Within a given city, for instance, the banks are constantly brought into relations through the daily granting of loans. The extent to which any bank may loan is dependent in part upon the extent to which other banks are loaning. And when the reserves of any particular bank are low there are numerous means by which it may increase its loaning power at the expense of, or through permission of, its competitors. One of the most important reasons for the establishment of clearing-houses appears to have been the common practice among banks of making use of each other's funds between settlement days. The clearing-house, once organized, has, moreover, come to serve the banks of a given community in a great variety of ways. Among these the clearing of checks has attracted the most attention; in fact, the clearing-house in this regard is one of the wonders of the modern world. There is something about this daily settlement of many millions of obligations in the space of a few minutes that makes a tremendous appeal to the imagination.
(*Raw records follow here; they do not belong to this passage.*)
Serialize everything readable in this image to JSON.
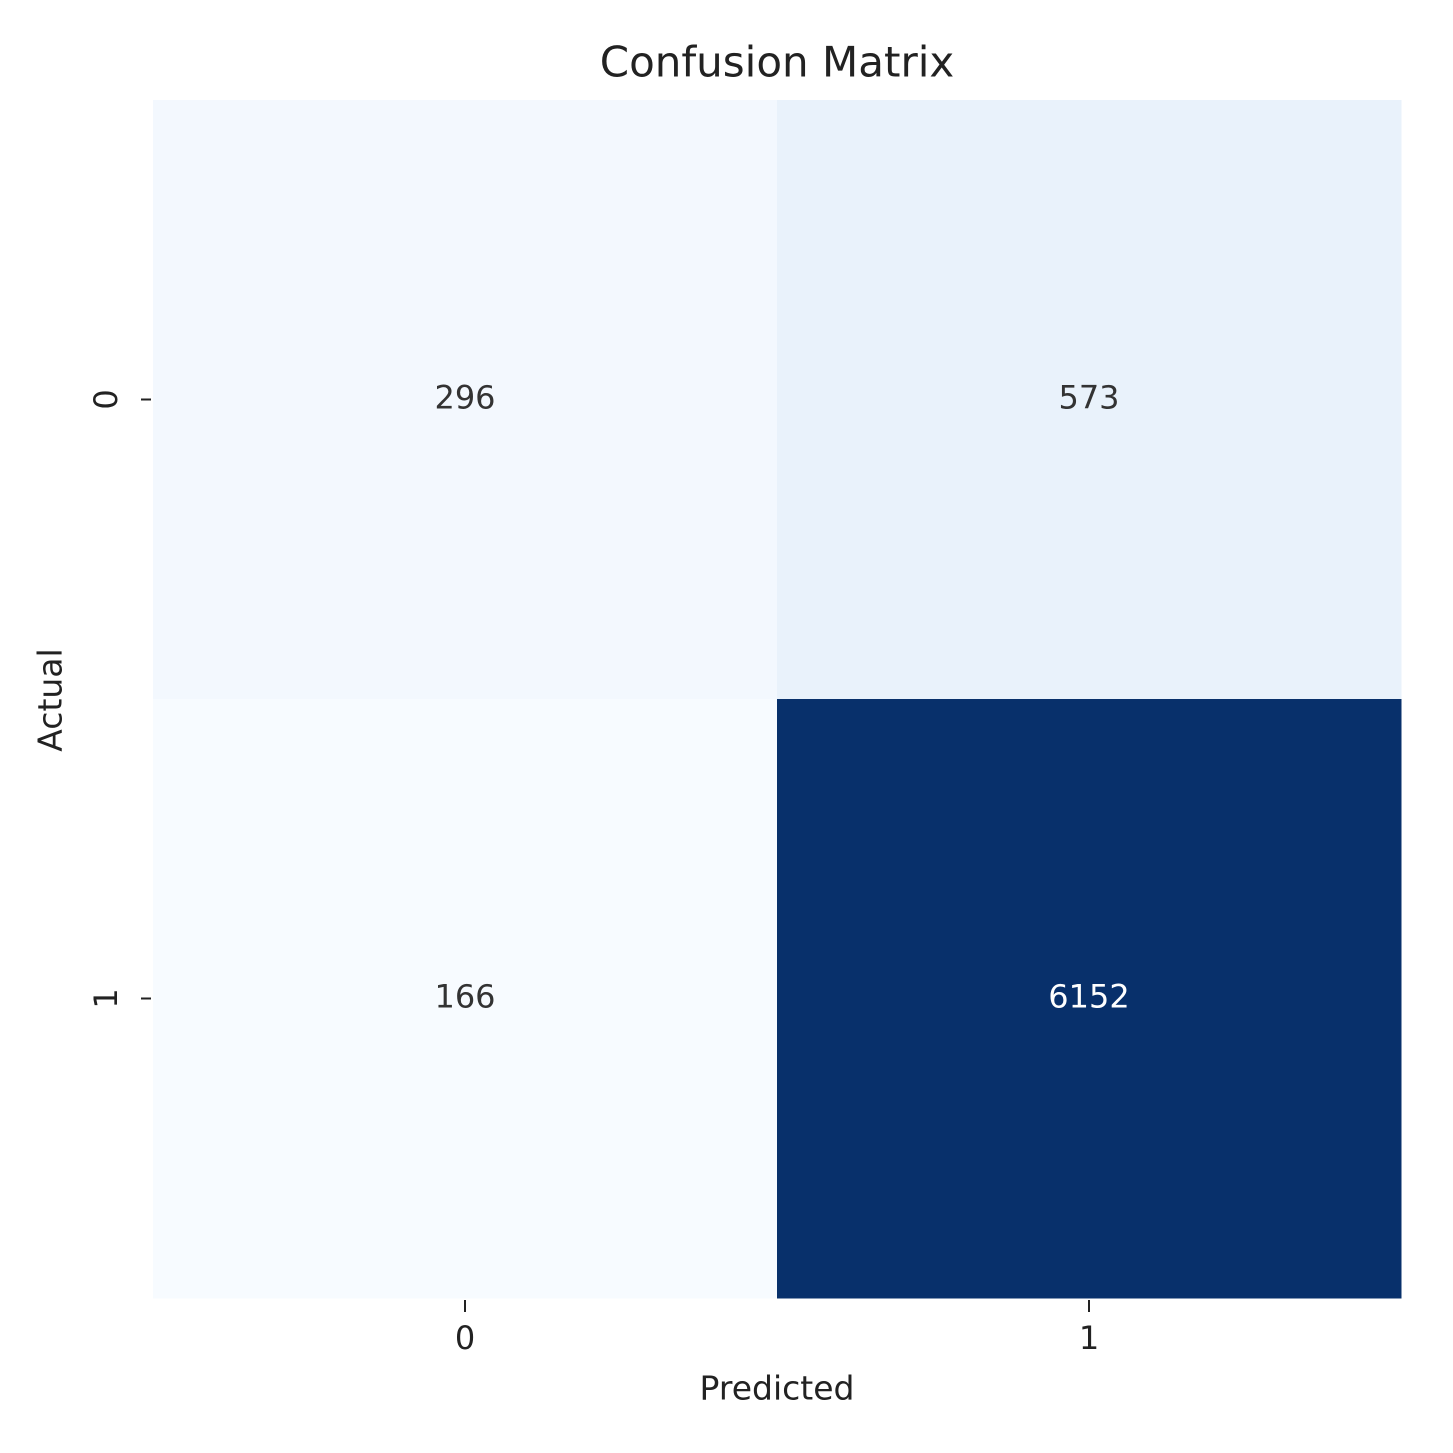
{
  "chart_data": {
    "type": "heatmap",
    "title": "Confusion Matrix",
    "x_label": "Predicted",
    "y_label": "Actual",
    "x_categories": [
      "0",
      "1"
    ],
    "y_categories": [
      "0",
      "1"
    ],
    "values": [
      [
        296,
        573
      ],
      [
        166,
        6152
      ]
    ],
    "colormap": [
      "#f7fbff",
      "#deebf7",
      "#c6dbef",
      "#9ecae1",
      "#6baed6",
      "#4292c6",
      "#2171b5",
      "#08519c",
      "#08306b"
    ]
  }
}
Yet, after all, the "clearing" is merely an interesting, and relatively simple, labor-saving device,

and at the present time cannot be regarded as the most important function performed by the clearing-house.

By the "system as a whole" is meant not only the banks of a given community but those of the entire country, for though independently organized they are all inextricably bound together by mutual interests. These interrelations are discussed under two headings: first, the general relations that exist in the conduct of daily business, and, secondly, the peculiar relations that develop periodically with the ebb and flow of business activity. This periodical tension and ease in the system as a whole is, moreover, of two sorts, seasonal and cyclical, each of which has its own peculiar problems. It is in connection with these seasonal and cyclical variations, in fact, that the hardest problems of banking organization and control arise.

The banks through their clearing-house associations have endeavored to control certain competitive practices that work havoc in the system as a whole in every period of stress in the money market. To some extent they have been successful in this voluntary regulation of the machinery of banking; but in certain respects the immediate selfinterest of the independent members of the system has always proved too powerful to be controlled by voluntary association. Even though many, or even the great majority, of the banks of the system be willing and anxious to sacrifice immediate gains for the sake of saving the entire structure from crumbling, they are powerless to resist the minority. When some strike out to save themselves, leaving the system as a whole to its fate, the rest must follow suit, for the system is then already crumbling, and self-preservation becomes the first law of banking.

When the strain on the system is great at one point, some relief has often been gained by calling upon banks in some other part of the country; but there are limits to this in consequence of the independent basis of organization of our banks, and for the reasons suggested above. When the strain on the entire system becomes severe, relief has frequently been sought from the federal treasury; but this, too, is a limited source of aid. Finally, gold may be imported from other countries when the supply of loanable funds is inadequate to meet the requirements of business. At times some assistance has been procured from this source, but one of the striking weaknesses of our independent banking system has been the lack of effective machinery for controlling the international flow of specie; gold has often flowed out of the country at the very time when it was needed as a basis for domestic loans.